Surplus value is produced at the point of production and not during the process of circulation, i.e. banking, insurance and commerce. Whilst it is true to say that only productive workers produce surplus-value, it is equally true to say that all workers are exploited. How would the banking capitalist appropriate his share of the surplus value unless he employed bank clerks, accountants, etc. to appropriate it on his behalf? Where would the landlords get their share without the chartered surveyor, rent-collector and estate agents and clerical staff? How would capitalism function without street cleaners, refuse collectors, health services, and every other service, including police, civil servants and other ancillary workers?

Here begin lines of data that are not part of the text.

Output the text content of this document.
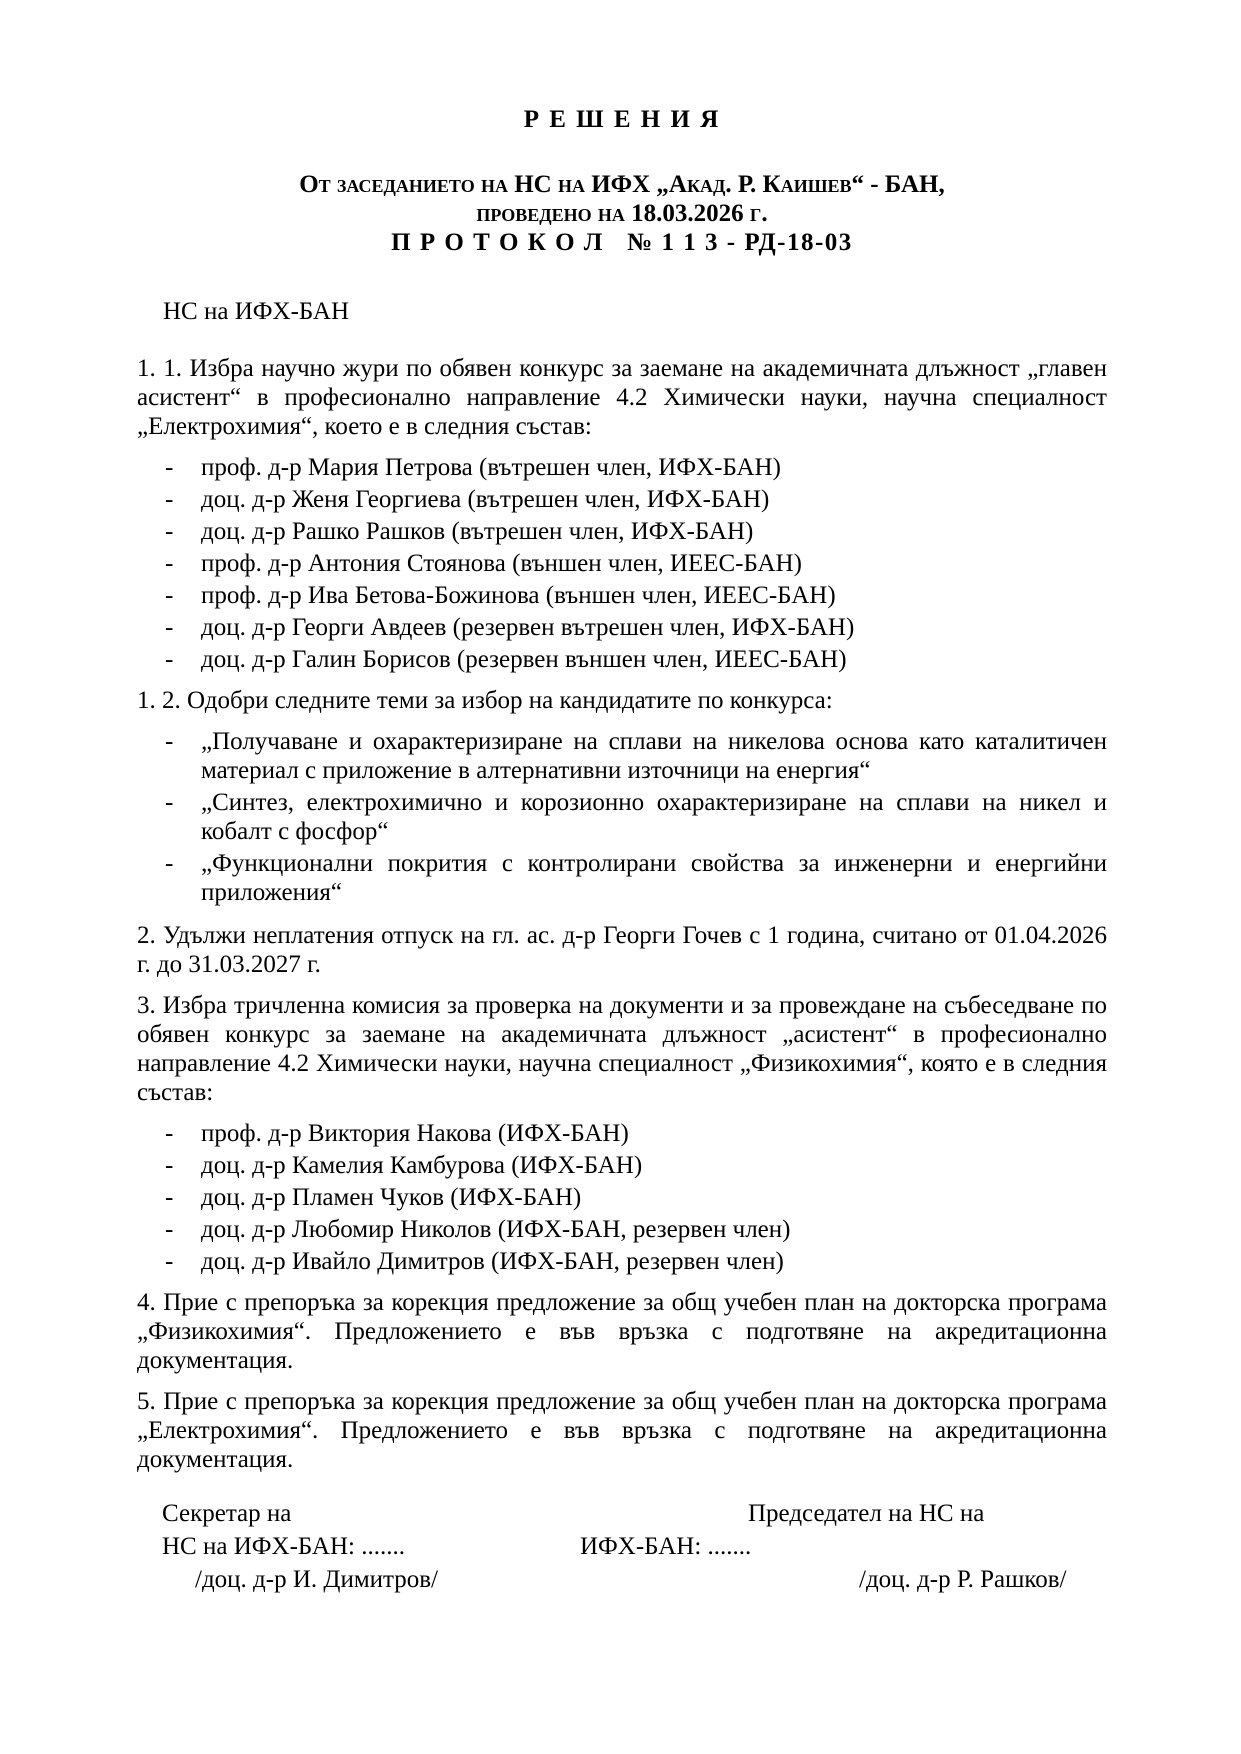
Р Е Ш Е Н И Я
От заседанието на НС на ИФХ „Акад. Р. Каишев“ - БАН,
проведено на 18.03.2026 г.
П Р О Т О К О Л   № 1 1 3 - РД-18-03
НС на ИФХ-БАН
1. 1. Избра научно жури по обявен конкурс за заемане на академичната длъжност „главен асистент“ в професионално направление 4.2 Химически науки, научна специалност „Електрохимия“, което е в следния състав:
-	проф. д-р Мария Петрова (вътрешен член, ИФХ-БАН)
-	доц. д-р Женя Георгиева (вътрешен член, ИФХ-БАН)
-	доц. д-р Рашко Рашков (вътрешен член, ИФХ-БАН)
-	проф. д-р Антония Стоянова (външен член, ИЕЕС-БАН)
-	проф. д-р Ива Бетова-Божинова (външен член, ИЕЕС-БАН)
-	доц. д-р Георги Авдеев (резервен вътрешен член, ИФХ-БАН)
-	доц. д-р Галин Борисов (резервен външен член, ИЕЕС-БАН)
1. 2. Одобри следните теми за избор на кандидатите по конкурса:
-	„Получаване и охарактеризиране на сплави на никелова основа като каталитичен материал с приложение в алтернативни източници на енергия“
-	„Синтез, електрохимично и корозионно охарактеризиране на сплави на никел и кобалт с фосфор“
-	„Функционални покрития с контролирани свойства за инженерни и енергийни приложения“
2. Удължи неплатения отпуск на гл. ас. д-р Георги Гочев с 1 година, считано от 01.04.2026 г. до 31.03.2027 г.
3. Избра тричленна комисия за проверка на документи и за провеждане на събеседване по обявен конкурс за заемане на академичната длъжност „асистент“ в професионално направление 4.2 Химически науки, научна специалност „Физикохимия“, която е в следния състав:
-	проф. д-р Виктория Накова (ИФХ-БАН)
-	доц. д-р Камелия Камбурова (ИФХ-БАН)
-	доц. д-р Пламен Чуков (ИФХ-БАН)
-	доц. д-р Любомир Николов (ИФХ-БАН, резервен член)
-	доц. д-р Ивайло Димитров (ИФХ-БАН, резервен член)
4. Прие с препоръка за корекция предложение за общ учебен план на докторска програма „Физикохимия“. Предложението е във връзка с подготвяне на акредитационна документация.
5. Прие с препоръка за корекция предложение за общ учебен план на докторска програма „Електрохимия“. Предложението е във връзка с подготвяне на акредитационна документация.
Секретар на	Председател на НС на
НС на ИФХ-БАН: .......	ИФХ-БАН: .......
/доц. д-р И. Димитров/	/доц. д-р Р. Рашков/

Whilst the basic mechanism shows the original source of surplus-value to be labour-power at the point of production, in fact you cannot separate the main divisions of capital which through custom and the division of labour have historically impressed themselves on the capitalist mode of production — banking capital; industrial capital; landlord capital. Capitalism has to be taken as an organic whole, or an indivisible system. The extraction of surplus-value is a social act, consequently the entire resources of the body politic exist for that one purpose.
Every member of the working class plays a part, either directly or indirectly, and all are therefore exploited.
This is the final article in the present series. They have been based entirely on Marx’s Labour Theory of Value, and were intended purely as an introduction to a more detailed study of the subject of Political Economy and the mammoth contribution by Marx.